Carbon Impact of Refurbishment vs New Build

Client: Fabrix
Sector: Property Development & Commercial Real Estate

Challenge

  • Fabrix acquired The Binary (formerly Olwen House), a dilapidated 1960s police station on London’s Southbank, in 2018.

  • Faced a decision between significant refurbishment or demolition and rebuild to the latest building regulations.

  • Needed a credible carbon analysis to guide investment decisions and sustainability commitments.

Our Approach

Pilio delivered a comparative carbon assessment in 2019, covering:

  • Embodied carbon: calculated emissions from demolition, waste removal, and the production, transport, and installation of materials (glass, concrete, brick, cement, insulation, pipework, etc.).
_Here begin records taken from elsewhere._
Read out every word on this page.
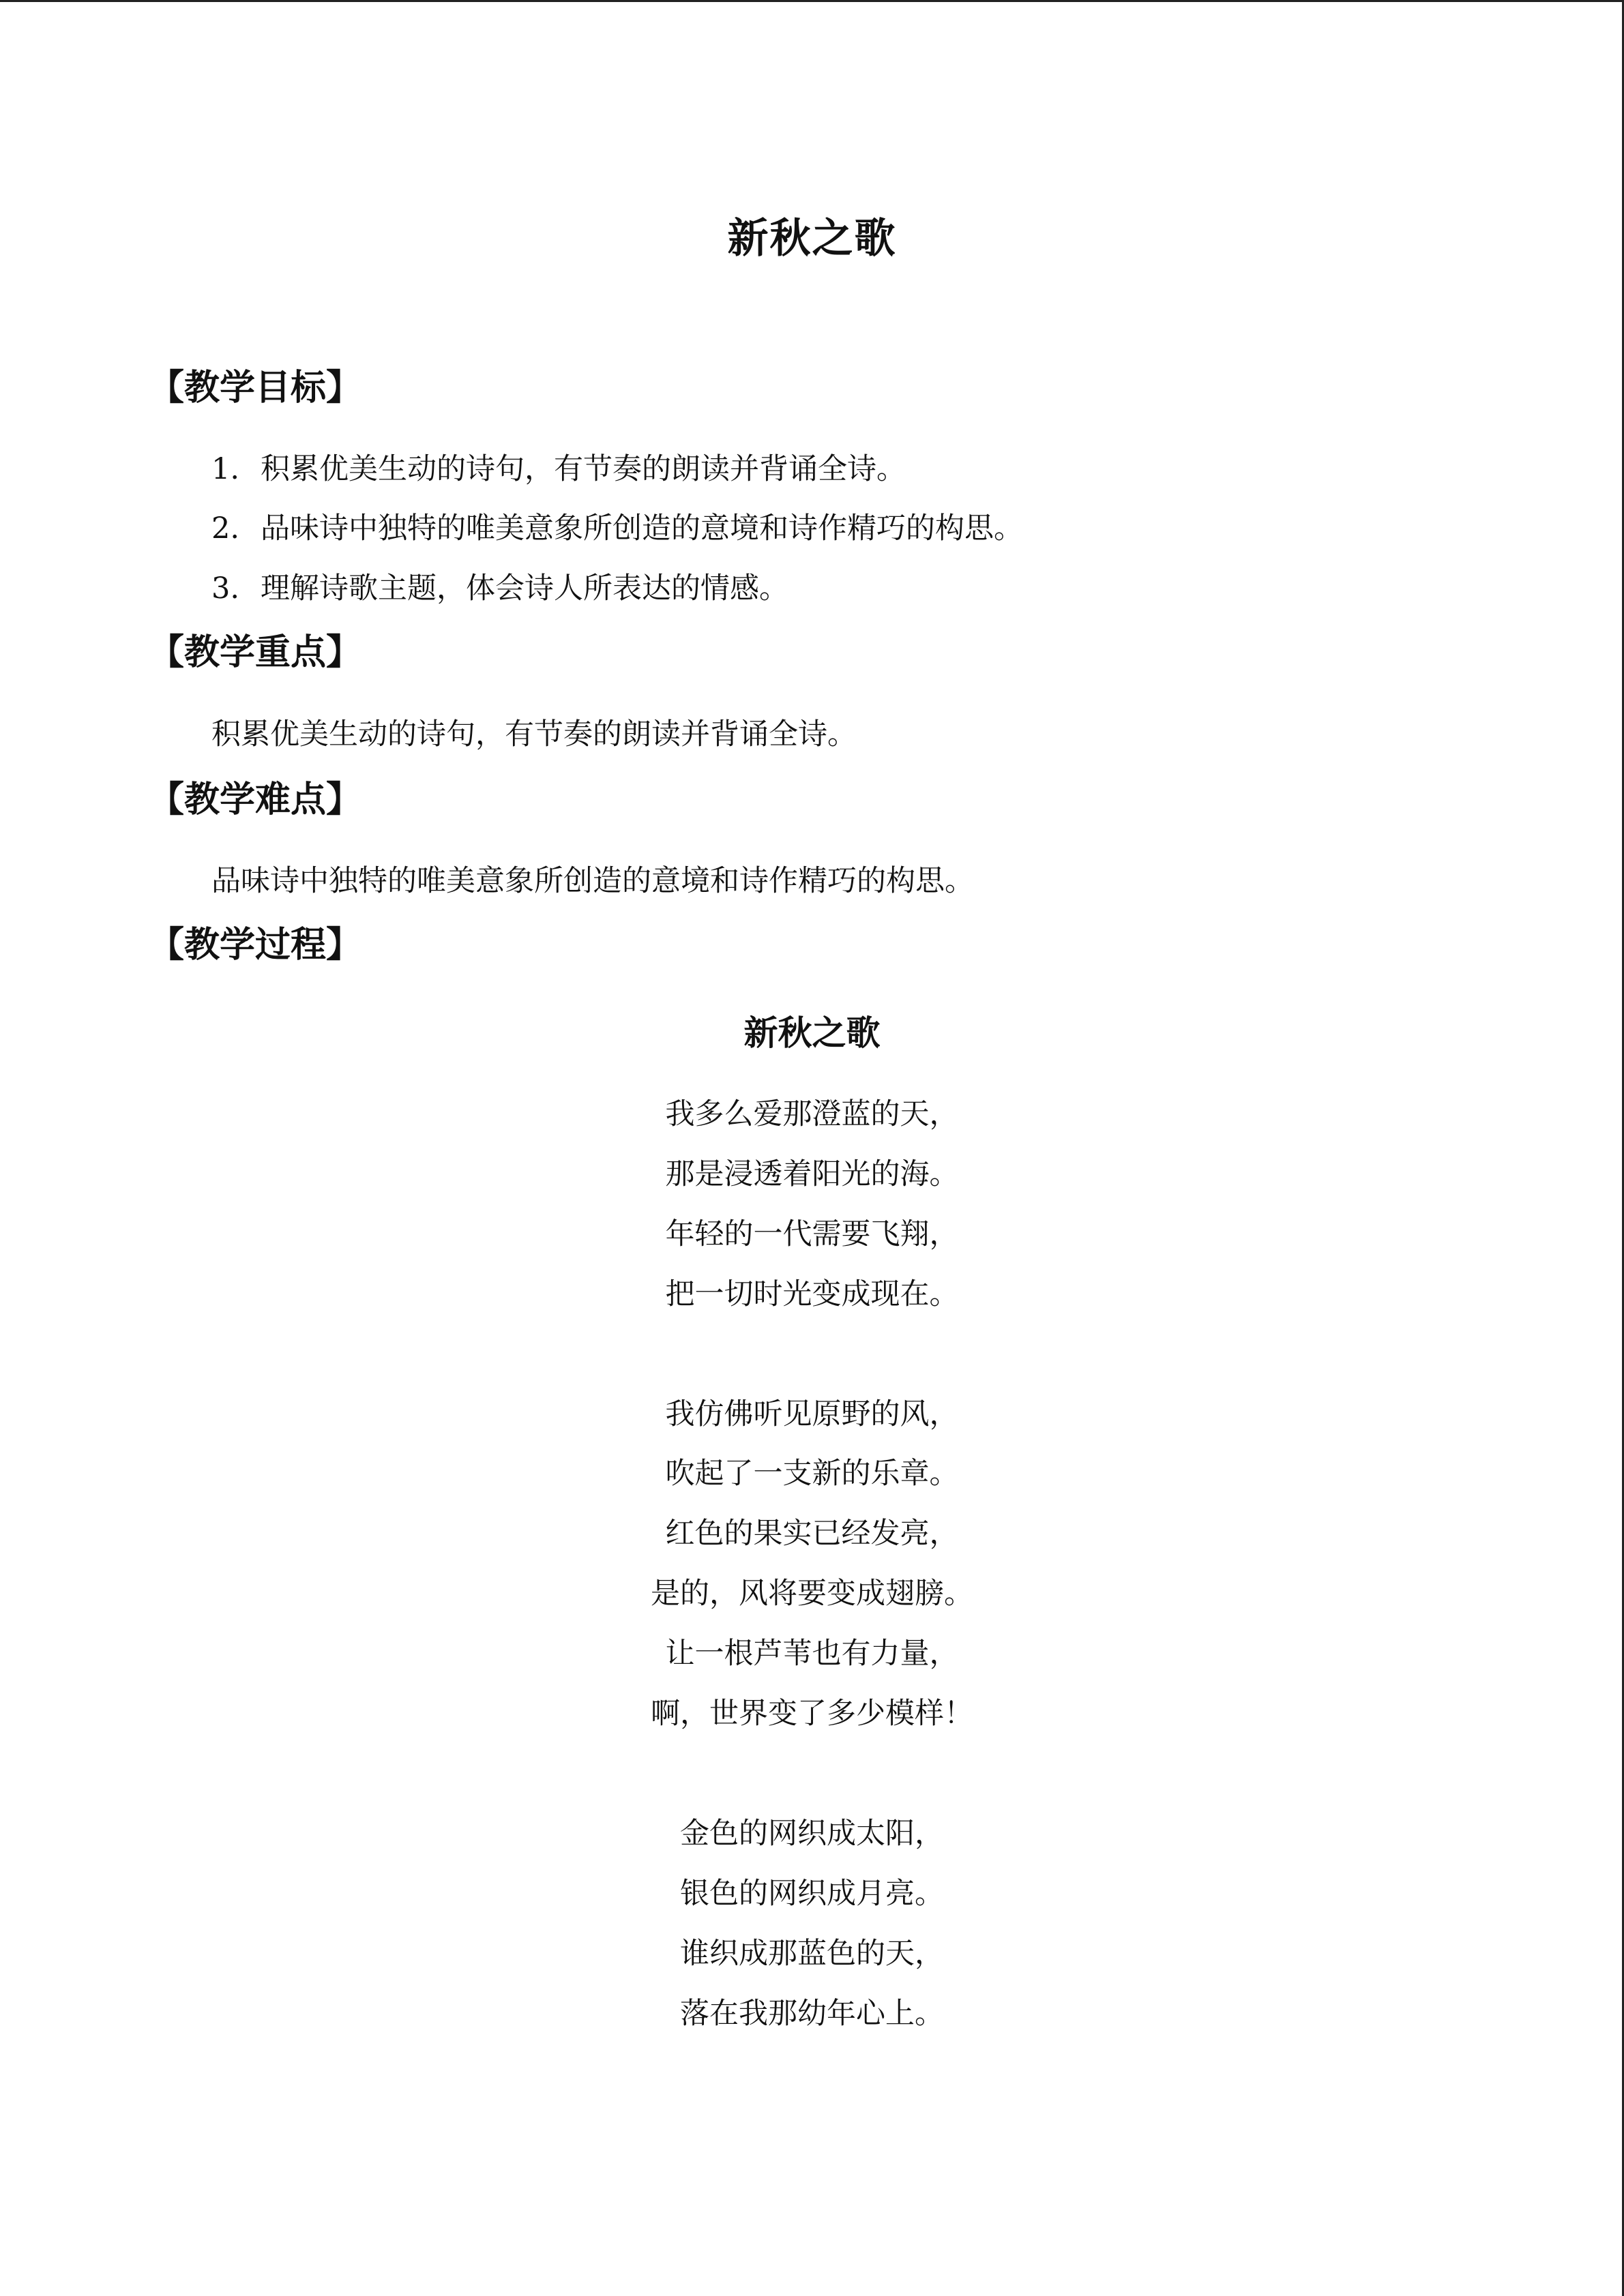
新秋之歌
【教学目标】
1. 积累优美生动的诗句，有节奏的朗读并背诵全诗。
2. 品味诗中独特的唯美意象所创造的意境和诗作精巧的构思。
3. 理解诗歌主题，体会诗人所表达的情感。
【教学重点】
积累优美生动的诗句，有节奏的朗读并背诵全诗。
【教学难点】
品味诗中独特的唯美意象所创造的意境和诗作精巧的构思。
【教学过程】
新秋之歌
我多么爱那澄蓝的天，
那是浸透着阳光的海。
年轻的一代需要飞翔，
把一切时光变成现在。
我仿佛听见原野的风，
吹起了一支新的乐章。
红色的果实已经发亮，
是的，风将要变成翅膀。
让一根芦苇也有力量，
啊，世界变了多少模样！
金色的网织成太阳，
银色的网织成月亮。
谁织成那蓝色的天，
落在我那幼年心上。
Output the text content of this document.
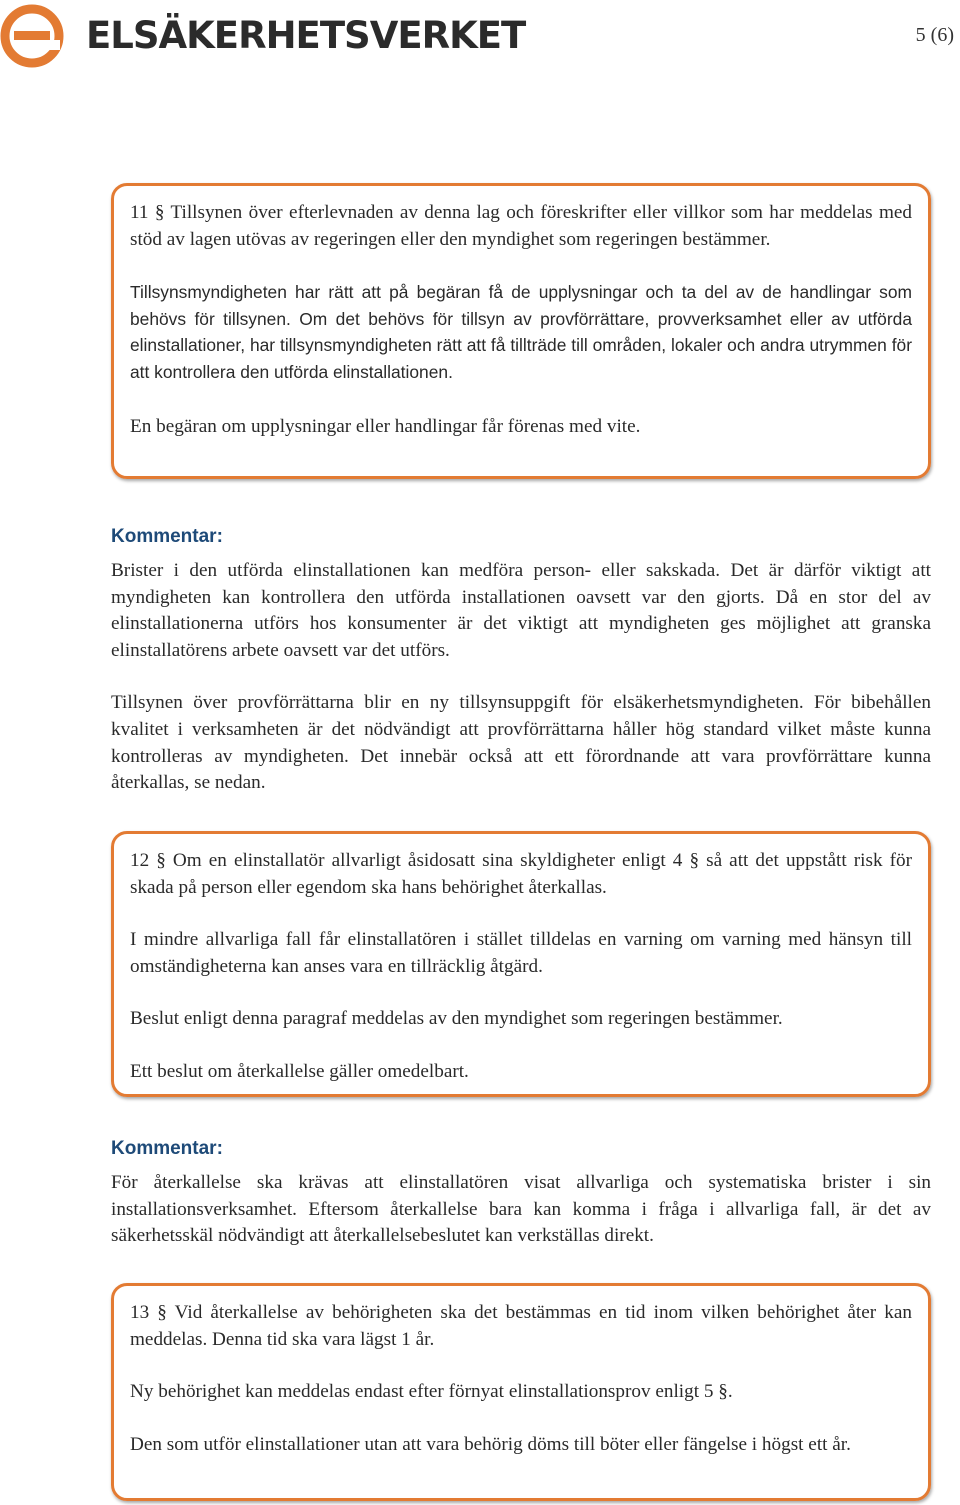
ELSÄKERHETSVERKET	5 (6)

11 § Tillsynen över efterlevnaden av denna lag och föreskrifter eller villkor som har meddelas med stöd av lagen utövas av regeringen eller den myndighet som regeringen bestämmer.

Tillsynsmyndigheten har rätt att på begäran få de upplysningar och ta del av de handlingar som behövs för tillsynen. Om det behövs för tillsyn av provförrättare, provverksamhet eller av utförda elinstallationer, har tillsynsmyndigheten rätt att få tillträde till områden, lokaler och andra utrymmen för att kontrollera den utförda elinstallationen.

En begäran om upplysningar eller handlingar får förenas med vite.

Kommentar:

Brister i den utförda elinstallationen kan medföra person- eller sakskada. Det är därför viktigt att myndigheten kan kontrollera den utförda installationen oavsett var den gjorts. Då en stor del av elinstallationerna utförs hos konsumenter är det viktigt att myndigheten ges möjlighet att granska elinstallatörens arbete oavsett var det utförs.

Tillsynen över provförrättarna blir en ny tillsynsuppgift för elsäkerhetsmyndigheten. För bibehållen kvalitet i verksamheten är det nödvändigt att provförrättarna håller hög standard vilket måste kunna kontrolleras av myndigheten. Det innebär också att ett förordnande att vara provförrättare kunna återkallas, se nedan.

12 § Om en elinstallatör allvarligt åsidosatt sina skyldigheter enligt 4 § så att det uppstått risk för skada på person eller egendom ska hans behörighet återkallas.

I mindre allvarliga fall får elinstallatören i stället tilldelas en varning om varning med hänsyn till omständigheterna kan anses vara en tillräcklig åtgärd.

Beslut enligt denna paragraf meddelas av den myndighet som regeringen bestämmer.

Ett beslut om återkallelse gäller omedelbart.

Kommentar:

För återkallelse ska krävas att elinstallatören visat allvarliga och systematiska brister i sin installationsverksamhet. Eftersom återkallelse bara kan komma i fråga i allvarliga fall, är det av säkerhetsskäl nödvändigt att återkallelsebeslutet kan verkställas direkt.

13 § Vid återkallelse av behörigheten ska det bestämmas en tid inom vilken behörighet åter kan meddelas. Denna tid ska vara lägst 1 år.

Ny behörighet kan meddelas endast efter förnyat elinstallationsprov enligt 5 §.

Den som utför elinstallationer utan att vara behörig döms till böter eller fängelse i högst ett år.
  • Operational carbon: compared projected in-use emissions from refurbishment vs new build.

  • Counterfactual analysis: established the carbon impact of demolition/rebuild against substantial refurbishment.

    Results to Date

  • Refurbishment far outperformed new build in overall carbon impact.

  • No evidence that a new build would achieve lower operational emissions than a well-executed refurbishment.

  • As the electricity grid decarbonises, the relative importance of operational emissions decreases, making embodied carbon the dominant factor.

Client Impact

  • Evidence-based confirmation that refurbishment delivers far greater carbon savings.

  • Strengthened Fabrix’s commitment to sustainable property development.

  • Positioned the project as a flagship example of low-carbon building practice in London.

Takeaway:

Rigorous carbon assessments demonstrate that refurbishment often delivers significantly lower carbon emissions than demolition and rebuild, supporting more sustainable property development.